Doubt that was not going to be helped by what he had to tell her.

But he had decided it last night—she needed to know everything of those moments. Everything of what he had done in those minutes when the world was in flames around her.

“Roe?” His name came from her lips, choked, as she pushed her torso upright from the bed.

He sat up, spinning toward her and leaning his back against the wall next to the door of his cabin. “I didn’t lie to you, Tor. I had no part in setting your family’s farm ablaze.”

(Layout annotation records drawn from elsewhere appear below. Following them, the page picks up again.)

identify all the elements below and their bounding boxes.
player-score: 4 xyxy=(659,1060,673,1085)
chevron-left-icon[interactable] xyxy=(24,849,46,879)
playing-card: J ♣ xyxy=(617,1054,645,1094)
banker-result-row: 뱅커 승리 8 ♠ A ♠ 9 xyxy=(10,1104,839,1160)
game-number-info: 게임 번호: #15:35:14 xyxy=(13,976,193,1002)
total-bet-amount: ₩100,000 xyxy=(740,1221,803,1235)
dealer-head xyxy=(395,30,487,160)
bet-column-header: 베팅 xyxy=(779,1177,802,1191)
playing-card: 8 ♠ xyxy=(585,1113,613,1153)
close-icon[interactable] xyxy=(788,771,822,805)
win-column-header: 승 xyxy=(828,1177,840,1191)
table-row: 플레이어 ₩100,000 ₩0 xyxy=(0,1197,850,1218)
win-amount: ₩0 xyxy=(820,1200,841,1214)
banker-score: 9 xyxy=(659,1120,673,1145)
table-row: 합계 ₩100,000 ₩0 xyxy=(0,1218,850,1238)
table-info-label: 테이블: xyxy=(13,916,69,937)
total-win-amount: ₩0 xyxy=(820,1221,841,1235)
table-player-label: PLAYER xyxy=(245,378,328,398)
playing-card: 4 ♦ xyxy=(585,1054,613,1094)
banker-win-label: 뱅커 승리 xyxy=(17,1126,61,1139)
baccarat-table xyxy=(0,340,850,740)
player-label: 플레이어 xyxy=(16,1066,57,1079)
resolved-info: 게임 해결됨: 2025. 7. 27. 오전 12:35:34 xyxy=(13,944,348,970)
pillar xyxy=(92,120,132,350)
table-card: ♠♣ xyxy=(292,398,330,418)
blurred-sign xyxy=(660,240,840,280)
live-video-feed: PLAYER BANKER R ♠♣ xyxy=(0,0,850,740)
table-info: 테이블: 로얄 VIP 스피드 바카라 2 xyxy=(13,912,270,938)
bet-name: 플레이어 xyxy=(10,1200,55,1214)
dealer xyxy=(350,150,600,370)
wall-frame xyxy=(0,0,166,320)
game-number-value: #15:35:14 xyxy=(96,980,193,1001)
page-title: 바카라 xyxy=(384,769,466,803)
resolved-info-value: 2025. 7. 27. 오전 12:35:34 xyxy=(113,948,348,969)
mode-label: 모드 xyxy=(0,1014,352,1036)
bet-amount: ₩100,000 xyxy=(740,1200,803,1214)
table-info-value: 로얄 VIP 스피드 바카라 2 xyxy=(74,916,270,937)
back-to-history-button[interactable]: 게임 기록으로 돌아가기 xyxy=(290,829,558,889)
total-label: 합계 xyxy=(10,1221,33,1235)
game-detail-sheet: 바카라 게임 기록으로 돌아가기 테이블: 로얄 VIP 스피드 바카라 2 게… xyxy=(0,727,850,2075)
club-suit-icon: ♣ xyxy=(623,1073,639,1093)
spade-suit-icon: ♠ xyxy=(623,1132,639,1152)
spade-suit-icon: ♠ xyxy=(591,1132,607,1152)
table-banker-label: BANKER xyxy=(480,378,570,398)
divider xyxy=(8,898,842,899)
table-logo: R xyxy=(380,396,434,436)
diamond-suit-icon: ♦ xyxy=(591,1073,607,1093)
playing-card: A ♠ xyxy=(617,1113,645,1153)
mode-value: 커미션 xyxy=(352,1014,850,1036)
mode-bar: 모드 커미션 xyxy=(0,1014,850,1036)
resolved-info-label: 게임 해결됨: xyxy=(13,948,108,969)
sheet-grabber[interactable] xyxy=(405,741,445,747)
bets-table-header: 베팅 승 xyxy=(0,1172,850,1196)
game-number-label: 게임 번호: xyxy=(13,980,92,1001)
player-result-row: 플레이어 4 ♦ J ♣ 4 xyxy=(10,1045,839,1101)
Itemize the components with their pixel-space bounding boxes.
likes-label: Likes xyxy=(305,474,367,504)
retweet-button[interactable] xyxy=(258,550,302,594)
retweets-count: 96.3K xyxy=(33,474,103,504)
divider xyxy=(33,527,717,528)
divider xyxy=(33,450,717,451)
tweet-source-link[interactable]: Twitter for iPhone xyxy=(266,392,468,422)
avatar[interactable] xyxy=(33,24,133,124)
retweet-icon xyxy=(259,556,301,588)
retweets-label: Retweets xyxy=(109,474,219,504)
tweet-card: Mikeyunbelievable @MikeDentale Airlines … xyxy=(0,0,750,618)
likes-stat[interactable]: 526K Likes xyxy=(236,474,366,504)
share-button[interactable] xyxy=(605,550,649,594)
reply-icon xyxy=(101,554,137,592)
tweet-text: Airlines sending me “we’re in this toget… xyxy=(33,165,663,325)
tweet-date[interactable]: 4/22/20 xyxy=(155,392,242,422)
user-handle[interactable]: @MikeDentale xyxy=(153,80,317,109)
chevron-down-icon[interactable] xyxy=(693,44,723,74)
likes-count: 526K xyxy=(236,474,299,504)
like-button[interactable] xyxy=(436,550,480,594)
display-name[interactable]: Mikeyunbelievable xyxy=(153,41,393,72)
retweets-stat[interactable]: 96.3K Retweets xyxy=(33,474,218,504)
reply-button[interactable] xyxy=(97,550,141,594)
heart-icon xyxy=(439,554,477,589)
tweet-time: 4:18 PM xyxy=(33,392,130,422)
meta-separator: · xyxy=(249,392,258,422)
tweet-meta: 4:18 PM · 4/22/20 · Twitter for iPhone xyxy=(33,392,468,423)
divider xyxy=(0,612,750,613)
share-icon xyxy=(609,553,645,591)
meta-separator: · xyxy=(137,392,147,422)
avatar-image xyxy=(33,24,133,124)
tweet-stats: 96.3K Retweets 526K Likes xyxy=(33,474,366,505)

She blinked, relief washing across her pale green eyes. With a deep breath, she nodded. “Then what is it?”

He pulled his knees upright, resting his forearms on the top of them. It took several breaths for him to meet her look. He had to face her when he told her this. Had to take the brunt of her reaction straight on. “When you were on the ground in flames, writhing in pain. Our eyes met—you saw me and I saw you.”

She nodded, her lips pulled tight.

“I didn’t want to walk away from you, but I had to. I had to turn away from the horror of it, and it didn’t have anything to do with the pistol aimed at my back. I turned my back on you by my own volition.”